5.     Promotes brand awareness

Right now, SaaS accounts for around 25% of all software – and the percentage is still growing. There are thousands of SaaS solutions at any moment, which makes the market competitive.

SaaS marketing

Unless you have something truly unique, something that no one else has, and something that a certain group of people needs, you need to work on beating the competition.

Even if you have the most unique idea for software, odds are that you’ll get competition once it starts gaining leads. This makes it more important than ever to brand your software. People should know about it right when they hear the name. Your software should stand out from the noise.

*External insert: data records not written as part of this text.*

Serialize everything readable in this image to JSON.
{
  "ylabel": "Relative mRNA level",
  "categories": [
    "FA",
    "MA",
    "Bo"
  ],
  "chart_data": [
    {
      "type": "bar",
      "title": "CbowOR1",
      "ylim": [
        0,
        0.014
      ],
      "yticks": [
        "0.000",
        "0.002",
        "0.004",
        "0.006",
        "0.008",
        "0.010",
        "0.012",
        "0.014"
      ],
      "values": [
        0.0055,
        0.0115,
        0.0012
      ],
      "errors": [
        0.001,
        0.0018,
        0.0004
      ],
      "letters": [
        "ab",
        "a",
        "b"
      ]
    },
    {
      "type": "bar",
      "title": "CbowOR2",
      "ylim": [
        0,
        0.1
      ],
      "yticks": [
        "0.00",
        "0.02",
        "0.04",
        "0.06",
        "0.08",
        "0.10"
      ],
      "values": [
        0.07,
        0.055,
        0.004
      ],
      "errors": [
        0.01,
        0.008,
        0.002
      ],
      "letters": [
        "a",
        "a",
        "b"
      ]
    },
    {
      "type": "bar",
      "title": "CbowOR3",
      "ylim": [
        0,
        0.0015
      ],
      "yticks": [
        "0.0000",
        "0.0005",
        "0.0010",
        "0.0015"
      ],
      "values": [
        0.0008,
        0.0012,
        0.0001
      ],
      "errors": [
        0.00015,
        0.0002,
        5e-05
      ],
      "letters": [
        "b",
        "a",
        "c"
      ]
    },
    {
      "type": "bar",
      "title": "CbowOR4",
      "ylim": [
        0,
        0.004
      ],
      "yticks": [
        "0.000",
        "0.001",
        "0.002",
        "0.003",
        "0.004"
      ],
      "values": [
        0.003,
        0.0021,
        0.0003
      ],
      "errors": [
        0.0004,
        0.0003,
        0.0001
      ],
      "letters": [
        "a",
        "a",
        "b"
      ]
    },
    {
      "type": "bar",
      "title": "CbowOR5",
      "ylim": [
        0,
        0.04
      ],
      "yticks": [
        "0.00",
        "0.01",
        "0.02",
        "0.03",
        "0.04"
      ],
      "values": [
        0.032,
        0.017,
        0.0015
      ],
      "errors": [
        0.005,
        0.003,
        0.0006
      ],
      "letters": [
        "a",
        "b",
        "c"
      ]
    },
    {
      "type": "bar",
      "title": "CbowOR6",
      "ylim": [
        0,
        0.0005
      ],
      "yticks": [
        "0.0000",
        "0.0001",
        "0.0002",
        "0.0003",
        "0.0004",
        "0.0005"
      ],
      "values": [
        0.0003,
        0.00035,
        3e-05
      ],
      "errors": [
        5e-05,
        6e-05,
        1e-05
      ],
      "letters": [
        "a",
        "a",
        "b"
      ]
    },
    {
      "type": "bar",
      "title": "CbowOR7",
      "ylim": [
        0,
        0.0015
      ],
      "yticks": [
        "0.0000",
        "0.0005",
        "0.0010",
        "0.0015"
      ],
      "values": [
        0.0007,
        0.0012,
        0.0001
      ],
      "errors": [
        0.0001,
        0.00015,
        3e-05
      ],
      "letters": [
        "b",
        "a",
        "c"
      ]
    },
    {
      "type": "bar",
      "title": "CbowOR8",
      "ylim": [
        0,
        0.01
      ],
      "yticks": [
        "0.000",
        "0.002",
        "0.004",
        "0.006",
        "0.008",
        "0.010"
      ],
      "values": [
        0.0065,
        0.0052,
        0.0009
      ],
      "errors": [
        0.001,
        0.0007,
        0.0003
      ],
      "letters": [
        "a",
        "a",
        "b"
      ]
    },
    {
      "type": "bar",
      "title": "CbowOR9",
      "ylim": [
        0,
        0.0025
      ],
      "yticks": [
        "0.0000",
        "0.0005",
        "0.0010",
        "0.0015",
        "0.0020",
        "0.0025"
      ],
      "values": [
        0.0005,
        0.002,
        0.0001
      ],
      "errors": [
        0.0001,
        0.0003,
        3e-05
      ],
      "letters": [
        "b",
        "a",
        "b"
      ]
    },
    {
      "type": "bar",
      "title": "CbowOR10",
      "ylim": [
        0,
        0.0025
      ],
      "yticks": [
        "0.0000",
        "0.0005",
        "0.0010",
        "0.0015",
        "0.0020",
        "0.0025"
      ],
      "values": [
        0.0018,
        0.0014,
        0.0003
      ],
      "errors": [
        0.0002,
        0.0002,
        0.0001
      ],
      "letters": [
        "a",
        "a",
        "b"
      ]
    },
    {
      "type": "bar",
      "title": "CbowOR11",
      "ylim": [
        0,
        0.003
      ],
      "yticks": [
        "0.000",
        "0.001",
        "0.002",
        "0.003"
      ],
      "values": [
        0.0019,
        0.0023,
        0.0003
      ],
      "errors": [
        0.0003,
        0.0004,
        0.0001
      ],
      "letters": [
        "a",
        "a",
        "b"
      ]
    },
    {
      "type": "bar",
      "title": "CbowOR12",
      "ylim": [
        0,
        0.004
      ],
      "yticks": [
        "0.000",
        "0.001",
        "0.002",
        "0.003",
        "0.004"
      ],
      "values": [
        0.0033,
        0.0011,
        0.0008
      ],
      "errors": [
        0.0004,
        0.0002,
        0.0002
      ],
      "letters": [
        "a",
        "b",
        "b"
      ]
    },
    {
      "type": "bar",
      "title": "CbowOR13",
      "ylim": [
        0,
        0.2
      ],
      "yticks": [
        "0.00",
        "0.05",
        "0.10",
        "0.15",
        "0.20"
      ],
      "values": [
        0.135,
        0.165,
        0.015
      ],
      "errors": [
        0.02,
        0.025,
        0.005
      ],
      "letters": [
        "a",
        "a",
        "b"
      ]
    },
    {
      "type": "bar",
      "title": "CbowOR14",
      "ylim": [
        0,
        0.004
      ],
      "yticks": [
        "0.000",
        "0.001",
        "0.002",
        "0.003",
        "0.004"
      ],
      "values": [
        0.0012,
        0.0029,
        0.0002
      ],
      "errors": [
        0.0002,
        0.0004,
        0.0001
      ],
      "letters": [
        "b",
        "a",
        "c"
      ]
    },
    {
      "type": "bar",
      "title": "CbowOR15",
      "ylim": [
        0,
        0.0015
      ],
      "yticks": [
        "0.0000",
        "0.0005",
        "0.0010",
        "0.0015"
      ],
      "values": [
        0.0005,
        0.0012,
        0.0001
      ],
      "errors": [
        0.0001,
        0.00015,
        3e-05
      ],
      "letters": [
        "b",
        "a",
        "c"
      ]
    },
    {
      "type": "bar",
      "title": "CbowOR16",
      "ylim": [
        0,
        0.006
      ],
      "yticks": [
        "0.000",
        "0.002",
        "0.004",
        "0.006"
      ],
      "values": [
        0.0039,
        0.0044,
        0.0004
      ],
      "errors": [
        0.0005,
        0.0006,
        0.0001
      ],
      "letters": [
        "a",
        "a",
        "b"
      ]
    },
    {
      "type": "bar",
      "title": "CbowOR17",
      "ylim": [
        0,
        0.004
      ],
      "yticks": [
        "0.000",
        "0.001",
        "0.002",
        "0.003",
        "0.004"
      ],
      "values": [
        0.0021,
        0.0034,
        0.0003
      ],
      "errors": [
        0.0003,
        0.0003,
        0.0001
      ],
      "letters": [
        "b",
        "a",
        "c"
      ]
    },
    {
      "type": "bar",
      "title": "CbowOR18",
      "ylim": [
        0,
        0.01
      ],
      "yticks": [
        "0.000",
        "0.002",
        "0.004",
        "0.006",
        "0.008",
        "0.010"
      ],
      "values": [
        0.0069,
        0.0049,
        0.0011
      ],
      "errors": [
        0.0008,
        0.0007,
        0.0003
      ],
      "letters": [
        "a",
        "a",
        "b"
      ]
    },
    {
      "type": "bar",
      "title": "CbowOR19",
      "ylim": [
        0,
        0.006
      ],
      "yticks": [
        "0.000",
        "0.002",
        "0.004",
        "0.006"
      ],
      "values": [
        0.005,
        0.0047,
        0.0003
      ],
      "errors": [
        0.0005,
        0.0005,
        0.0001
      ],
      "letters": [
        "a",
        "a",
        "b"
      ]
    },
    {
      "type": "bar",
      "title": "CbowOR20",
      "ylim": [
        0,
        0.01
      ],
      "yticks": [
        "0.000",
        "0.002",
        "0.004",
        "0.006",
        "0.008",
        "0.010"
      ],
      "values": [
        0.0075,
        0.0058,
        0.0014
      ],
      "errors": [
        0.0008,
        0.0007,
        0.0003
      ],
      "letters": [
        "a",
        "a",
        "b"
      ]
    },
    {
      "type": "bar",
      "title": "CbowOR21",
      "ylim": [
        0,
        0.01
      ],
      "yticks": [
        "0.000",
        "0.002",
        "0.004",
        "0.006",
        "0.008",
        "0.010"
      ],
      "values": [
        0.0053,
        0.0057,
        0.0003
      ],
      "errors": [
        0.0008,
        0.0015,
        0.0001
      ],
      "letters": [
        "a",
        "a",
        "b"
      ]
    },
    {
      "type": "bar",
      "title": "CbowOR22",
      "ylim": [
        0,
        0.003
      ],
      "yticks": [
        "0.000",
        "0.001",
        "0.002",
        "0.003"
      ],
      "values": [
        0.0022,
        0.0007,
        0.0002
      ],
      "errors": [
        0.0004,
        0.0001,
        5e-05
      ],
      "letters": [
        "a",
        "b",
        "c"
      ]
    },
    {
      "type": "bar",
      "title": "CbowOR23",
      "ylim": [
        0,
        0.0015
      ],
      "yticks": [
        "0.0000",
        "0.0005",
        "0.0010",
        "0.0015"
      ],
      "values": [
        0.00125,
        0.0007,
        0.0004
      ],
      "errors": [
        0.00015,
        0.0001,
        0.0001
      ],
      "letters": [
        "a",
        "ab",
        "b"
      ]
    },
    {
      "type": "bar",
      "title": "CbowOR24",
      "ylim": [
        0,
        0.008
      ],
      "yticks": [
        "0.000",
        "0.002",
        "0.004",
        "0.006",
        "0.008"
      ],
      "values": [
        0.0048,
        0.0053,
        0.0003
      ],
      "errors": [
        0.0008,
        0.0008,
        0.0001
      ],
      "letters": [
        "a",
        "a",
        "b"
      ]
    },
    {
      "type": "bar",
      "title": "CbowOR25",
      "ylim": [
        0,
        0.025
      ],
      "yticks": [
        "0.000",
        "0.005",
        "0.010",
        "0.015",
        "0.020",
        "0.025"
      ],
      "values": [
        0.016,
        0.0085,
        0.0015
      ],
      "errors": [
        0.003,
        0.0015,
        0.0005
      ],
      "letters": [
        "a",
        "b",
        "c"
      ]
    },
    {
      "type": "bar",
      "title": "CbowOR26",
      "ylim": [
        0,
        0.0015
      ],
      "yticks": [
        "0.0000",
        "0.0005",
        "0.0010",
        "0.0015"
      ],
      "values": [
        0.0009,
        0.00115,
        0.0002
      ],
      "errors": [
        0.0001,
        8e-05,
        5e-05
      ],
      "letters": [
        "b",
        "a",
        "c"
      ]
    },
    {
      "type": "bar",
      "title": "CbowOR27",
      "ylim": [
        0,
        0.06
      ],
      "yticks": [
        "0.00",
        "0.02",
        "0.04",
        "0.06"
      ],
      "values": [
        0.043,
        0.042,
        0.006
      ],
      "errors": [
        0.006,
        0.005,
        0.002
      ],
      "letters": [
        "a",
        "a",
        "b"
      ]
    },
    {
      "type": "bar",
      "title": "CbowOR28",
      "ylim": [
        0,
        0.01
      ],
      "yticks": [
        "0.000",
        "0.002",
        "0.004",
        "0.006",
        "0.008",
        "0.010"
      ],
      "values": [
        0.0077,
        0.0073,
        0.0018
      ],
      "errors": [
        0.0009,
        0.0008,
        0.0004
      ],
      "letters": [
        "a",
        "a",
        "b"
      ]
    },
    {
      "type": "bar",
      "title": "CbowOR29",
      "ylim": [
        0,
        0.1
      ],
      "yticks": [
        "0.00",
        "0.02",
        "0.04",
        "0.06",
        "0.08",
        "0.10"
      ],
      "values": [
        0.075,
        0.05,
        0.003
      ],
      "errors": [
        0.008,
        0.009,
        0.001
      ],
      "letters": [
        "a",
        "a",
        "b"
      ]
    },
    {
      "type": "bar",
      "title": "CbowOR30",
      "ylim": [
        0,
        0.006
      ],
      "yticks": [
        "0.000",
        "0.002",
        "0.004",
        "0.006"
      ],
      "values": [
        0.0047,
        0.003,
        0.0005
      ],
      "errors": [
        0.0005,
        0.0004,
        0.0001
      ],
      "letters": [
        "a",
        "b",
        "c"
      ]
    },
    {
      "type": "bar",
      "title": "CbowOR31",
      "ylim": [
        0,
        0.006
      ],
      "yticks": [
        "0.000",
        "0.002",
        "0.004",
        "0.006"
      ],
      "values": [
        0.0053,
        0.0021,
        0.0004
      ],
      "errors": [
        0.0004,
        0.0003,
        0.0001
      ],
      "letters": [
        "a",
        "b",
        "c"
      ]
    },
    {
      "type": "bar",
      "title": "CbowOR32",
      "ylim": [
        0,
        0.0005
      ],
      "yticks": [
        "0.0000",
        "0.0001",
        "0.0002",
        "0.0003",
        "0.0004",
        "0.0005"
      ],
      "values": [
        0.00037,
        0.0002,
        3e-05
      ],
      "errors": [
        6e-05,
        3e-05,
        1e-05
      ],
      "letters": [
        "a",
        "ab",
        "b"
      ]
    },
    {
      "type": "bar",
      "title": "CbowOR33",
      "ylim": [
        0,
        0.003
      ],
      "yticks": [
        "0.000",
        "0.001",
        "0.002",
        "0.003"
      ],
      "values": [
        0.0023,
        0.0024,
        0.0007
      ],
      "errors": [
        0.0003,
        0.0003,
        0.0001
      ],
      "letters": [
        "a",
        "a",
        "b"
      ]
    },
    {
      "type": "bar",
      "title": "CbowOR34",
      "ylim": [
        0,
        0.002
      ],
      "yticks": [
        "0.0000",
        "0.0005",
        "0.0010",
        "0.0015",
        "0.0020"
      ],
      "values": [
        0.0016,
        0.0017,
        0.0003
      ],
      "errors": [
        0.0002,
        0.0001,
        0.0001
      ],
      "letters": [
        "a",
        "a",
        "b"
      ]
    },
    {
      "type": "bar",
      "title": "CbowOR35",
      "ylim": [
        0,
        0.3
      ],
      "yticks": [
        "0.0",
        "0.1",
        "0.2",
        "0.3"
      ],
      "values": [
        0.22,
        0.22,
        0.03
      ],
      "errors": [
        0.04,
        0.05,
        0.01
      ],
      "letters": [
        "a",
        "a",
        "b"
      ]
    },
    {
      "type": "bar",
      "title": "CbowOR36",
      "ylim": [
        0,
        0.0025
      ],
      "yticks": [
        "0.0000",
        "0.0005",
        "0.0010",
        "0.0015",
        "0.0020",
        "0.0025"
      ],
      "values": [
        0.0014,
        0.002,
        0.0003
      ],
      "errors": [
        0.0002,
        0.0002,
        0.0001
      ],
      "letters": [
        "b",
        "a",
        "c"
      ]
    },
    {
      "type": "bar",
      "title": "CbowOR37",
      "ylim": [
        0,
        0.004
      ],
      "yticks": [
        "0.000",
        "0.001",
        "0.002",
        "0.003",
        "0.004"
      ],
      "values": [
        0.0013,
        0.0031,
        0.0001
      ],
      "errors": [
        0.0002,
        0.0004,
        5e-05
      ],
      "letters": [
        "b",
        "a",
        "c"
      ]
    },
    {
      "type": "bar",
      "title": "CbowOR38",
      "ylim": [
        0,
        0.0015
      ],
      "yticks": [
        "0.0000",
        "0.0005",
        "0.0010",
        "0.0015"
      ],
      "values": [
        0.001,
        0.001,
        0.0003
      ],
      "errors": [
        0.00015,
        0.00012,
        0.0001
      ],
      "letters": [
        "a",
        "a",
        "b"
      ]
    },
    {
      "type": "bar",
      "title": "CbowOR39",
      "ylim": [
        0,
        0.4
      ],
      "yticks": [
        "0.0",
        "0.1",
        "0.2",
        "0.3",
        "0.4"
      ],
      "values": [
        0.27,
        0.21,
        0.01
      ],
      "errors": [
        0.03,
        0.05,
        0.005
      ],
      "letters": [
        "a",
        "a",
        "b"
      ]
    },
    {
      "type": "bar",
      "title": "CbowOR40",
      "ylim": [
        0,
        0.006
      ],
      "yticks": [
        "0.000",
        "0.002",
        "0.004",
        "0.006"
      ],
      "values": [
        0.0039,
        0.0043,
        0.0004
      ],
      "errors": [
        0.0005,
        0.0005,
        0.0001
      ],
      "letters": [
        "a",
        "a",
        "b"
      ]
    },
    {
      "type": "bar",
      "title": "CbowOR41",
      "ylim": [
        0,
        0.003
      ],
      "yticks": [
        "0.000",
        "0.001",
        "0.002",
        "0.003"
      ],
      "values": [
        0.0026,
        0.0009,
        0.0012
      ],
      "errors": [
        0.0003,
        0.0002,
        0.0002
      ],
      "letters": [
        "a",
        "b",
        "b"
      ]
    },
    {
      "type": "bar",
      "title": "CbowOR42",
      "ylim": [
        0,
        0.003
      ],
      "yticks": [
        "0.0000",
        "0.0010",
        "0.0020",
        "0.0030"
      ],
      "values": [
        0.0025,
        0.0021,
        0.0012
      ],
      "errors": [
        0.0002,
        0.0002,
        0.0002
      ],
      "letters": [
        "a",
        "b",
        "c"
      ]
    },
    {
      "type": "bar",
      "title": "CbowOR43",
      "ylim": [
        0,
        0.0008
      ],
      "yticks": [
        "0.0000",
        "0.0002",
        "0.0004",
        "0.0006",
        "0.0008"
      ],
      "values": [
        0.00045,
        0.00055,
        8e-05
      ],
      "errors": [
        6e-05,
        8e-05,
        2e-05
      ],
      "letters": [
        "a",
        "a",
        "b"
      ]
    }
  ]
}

That’s what SaaS marketing is all about.

Wrapping up

SaaS is very useful today – and it’s used by many people, too. It’s why you chose to take this path and create your software as a service. For people, this is everything. It eliminates the huge costs of purchase and costs linked to upgrades and maintenance, and it offers them non-stop available solutions to many of their problems.

But, for people to start seeing your software as a solution, they need to learn about it. They need to find it, understand it, want to try it out, be impressed by it – and then purchase it. For all this to happen, you need SaaS marketing. It’s your best and only way to get your SaaS noticed. It’s also a long-term action that you must take to find subscribers, keep them interested, and build brand awareness for what you’ve created.